Whole Life Orders represent the most severe form of punishment available in the British criminal justice system. These sentences, which ensure that an individual will never be released from prison, no matter their age at sentencing or any subsequent changes they make, are a stark deviation from the principles of human rights, rehabilitation, and the core principles of human dignity. The European Court of Human Rights and various legal precedents underscore the inhumanity of such sentences, asserting that they breach fundamental human rights.
As of 30 June 2023, there were 65 individuals serving whole life sentences in the UK, including notorious offenders such as Rosemary West and Lucy Letby.
Section 321 of the Sentencing Act 2020 lays down the regime for making of such Orders, it prescribes that:
(1) Where a court passes a life sentence, it must make an order under this section.
(2) The order must be a minimum term order unless the court is required to make a whole life order under subsection (3).
(3) The order must be a whole life order if—
(a) the case is within subsection (3A) or (3B), and
(b) the court is of the opinion that, because of the seriousness of—
(i) the offence, or
(ii) the combination of the offence and one or more offences associated with it, it should not make a minimum term order.
In the landmark case of Vinter v UK [2013], the ECHR ruled that whole life sentences without the possibility of review are a violation of Article 3 of the European Convention on Human Rights, which prohibits inhuman and degrading treatment. The court held that for a life sentence to be compatible with human rights, there must be a mechanism for reviewing the sentence after 25 years. In Hutchinson v UK [2017], the ECtHR restated the principles in Vinter, noting that life imprisonment with no possibility for release still constituted a breach of Article 3, however, the Court noted that the UK regime did not breach this right. On this, Marcus Roberts of Melbourne Law School has stated:
“…we can see that a striking feature of this case is how easily the Grand Chamber appeared to resile from its position in Vinter, decided less than four years before. The Court did not admit that its approach to the relevant Convention rights had changed. Rather, it suggested that UK law had changed — or had, at least, been clarified — after McLoughlin. This is doubtful […] Further, whatever the legal position, there had been no change in practice in the release of life prisoners since Vinter (that is, none had been released in the intervening period).”
The psychological impact of whole life orders cannot be overstated. As noted by Cunha et al.:
“The prison environment can be inherently damaging to mental health due to the consequent disconnection from family, society, and social support, loss of autonomy, diminished meaning and purpose of life, fear of victimization, increased boredom, the unpredictability of surroundings, overcrowding and punitiveness, experiencing and witnessing violence, negative staff-prisoner interaction, and other aversive experiences”
The notion of never being released can only be considered a form of psychological torment. Whole life prisoners will likely spend two to three times longer in prison than the age they were when they committed their offences. To state legally that an individual is beyond all rehabilitation, that there is nothing they can do to turn their life around, is to strip them of their humanity. This stance negates the potential for personal growth and change, fundamental aspects of human dignity and morality. It also negates the sheer fact of biological and psychological development, humans are a constantly evolving and developing species, with the human brain only reaching biological maturity between 25 and 30, and psychological maturity often not being reached by many for several years after.
Internationally, other legal systems recognise the importance of maintaining hope for rehabilitation. In the German Lebenslange Freiheitsstrafe case, the court ruled that the state must not treat offenders merely as objects of crime prevention to the detriment of their constitutionally protected right to social worth. The German court emphasised that respect for human dignity and the rule of law necessitates a humane enforcement of life imprisonment. This includes providing prisoners with a “concrete and realistically attainable chance” to regain their freedom at some later point.
The court also stressed that rehabilitation is constitutionally required in any community that values human dignity. After atoning for their crimes, offenders must be given the opportunity to re-enter society. This perspective aligns with the ECHR’s ruling in Vinter v UK and highlights the importance of balancing justice with humanity.

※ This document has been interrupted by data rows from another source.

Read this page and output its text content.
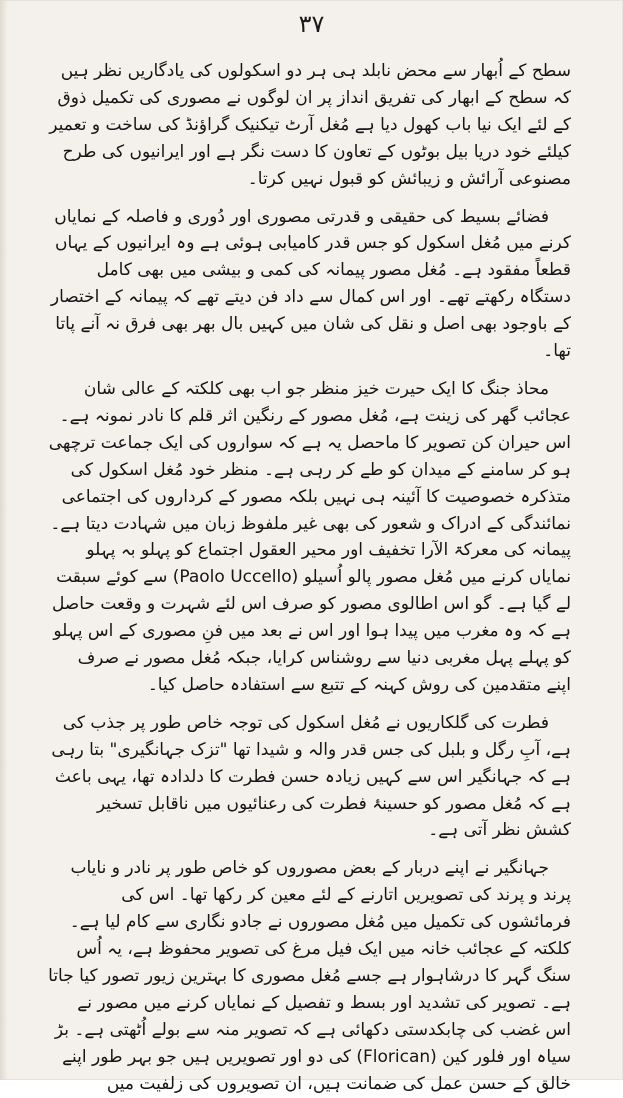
۳۷

سطح کے اُبھار سے محض نابلد ہی ہر دو اسکولوں کی یادگاریں نظر ہیں کہ سطح کے ابھار کی تفریق انداز پر ان لوگوں نے مصوری کی تکمیل ذوق کے لئے ایک نیا باب کھول دیا ہے مُغل آرٹ تیکنیک گراؤنڈ کی ساخت و تعمیر کیلئے خود دریا بیل بوٹوں کے تعاون کا دست نگر ہے اور ایرانیوں کی طرح مصنوعی آرائش و زیبائش کو قبول نہیں کرتا۔

فضائے بسیط کی حقیقی و قدرتی مصوری اور دُوری و فاصلہ کے نمایاں کرنے میں مُغل اسکول کو جس قدر کامیابی ہوئی ہے وہ ایرانیوں کے یہاں قطعاً مفقود ہے۔ مُغل مصور پیمانہ کی کمی و بیشی میں بھی کامل دستگاہ رکھتے تھے۔ اور اس کمال سے داد فن دیتے تھے کہ پیمانہ کے اختصار کے باوجود بھی اصل و نقل کی شان میں کہیں بال بھر بھی فرق نہ آنے پاتا تھا۔

محاذ جنگ کا ایک حیرت خیز منظر جو اب بھی کلکتہ کے عالی شان عجائب گھر کی زینت ہے، مُغل مصور کے رنگین اثر قلم کا نادر نمونہ ہے۔ اس حیران کن تصویر کا ماحصل یہ ہے کہ سواروں کی ایک جماعت ترچھی ہو کر سامنے کے میدان کو طے کر رہی ہے۔ منظر خود مُغل اسکول کی متذکرہ خصوصیت کا آئینہ ہی نہیں بلکہ مصور کے کرداروں کی اجتماعی نمائندگی کے ادراک و شعور کی بھی غیر ملفوظ زبان میں شہادت دیتا ہے۔ پیمانہ کی معرکۃ الآرا تخفیف اور محیر العقول اجتماع کو پہلو بہ پہلو نمایاں کرنے میں مُغل مصور پالو اُسیلو (Paolo Uccello) سے کوئے سبقت لے گیا ہے۔ گو اس اطالوی مصور کو صرف اس لئے شہرت و وقعت حاصل ہے کہ وہ مغرب میں پیدا ہوا اور اس نے بعد میں فنِ مصوری کے اس پہلو کو پہلے پہل مغربی دنیا سے روشناس کرایا، جبکہ مُغل مصور نے صرف اپنے متقدمین کی روش کہنہ کے تتبع سے استفادہ حاصل کیا۔

فطرت کی گلکاریوں نے مُغل اسکول کی توجہ خاص طور پر جذب کی ہے، آبِ رگل و بلبل کی جس قدر والہ و شیدا تھا "تزک جہانگیری" بتا رہی ہے کہ جہانگیر اس سے کہیں زیادہ حسن فطرت کا دلدادہ تھا، یہی باعث ہے کہ مُغل مصور کو حسینۂ فطرت کی رعنائیوں میں ناقابل تسخیر کشش نظر آتی ہے۔

جہانگیر نے اپنے دربار کے بعض مصوروں کو خاص طور پر نادر و نایاب پرند و پرند کی تصویریں اتارنے کے لئے معین کر رکھا تھا۔ اس کی فرمائشوں کی تکمیل میں مُغل مصوروں نے جادو نگاری سے کام لیا ہے۔ کلکتہ کے عجائب خانہ میں ایک فیل مرغ کی تصویر محفوظ ہے، یہ اُس سنگ گہر کا درشاہوار ہے جسے مُغل مصوری کا بہترین زیور تصور کیا جاتا ہے۔ تصویر کی تشدید اور بسط و تفصیل کے نمایاں کرنے میں مصور نے اس غضب کی چابکدستی دکھائی ہے کہ تصویر منہ سے بولے اُٹھتی ہے۔ بڑ سیاہ اور فلور کین (Florican) کی دو اور تصویریں ہیں جو بہر طور اپنے خالق کے حسن عمل کی ضمانت ہیں، ان تصویروں کی زلفیت میں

The current approach in the UK, as outlined in the Sentencing Act 2020, necessitates urgent reform. Despite their rarity, the law mandating whole life orders without consideration for the potential for rehabilitation fails to align with international human rights standards and the evolving understanding of justice.
One of the critical reforms needed is the implementation of a review mechanism for whole life sentences. Such a mechanism would not automatically guarantee release but would provide prisoners with the hope and incentive to engage in rehabilitation programmes. It would also align the UK’s practices with the requirements of the ECHR and the principles upheld by other jurisdictions.
Furthermore, there needs to be a broader societal discussion on the purpose of imprisonment. Is it solely for punishment, or should it also aim to rehabilitate and reintegrate individuals into society? The answer to this question has profound implications for how we view and treat those who have committed serious offences.
As society progresses, the justice system must reflect an understanding that even those who have committed the most heinous crimes are capable of change. Denying the possibility of redemption not only undermines the essence of human dignity but also contradicts the foundational values of a humane and just society. Whilst the actions committed by those subject to such Orders are beyond thought, we do not raise society up by subjecting those to inhuman treatment.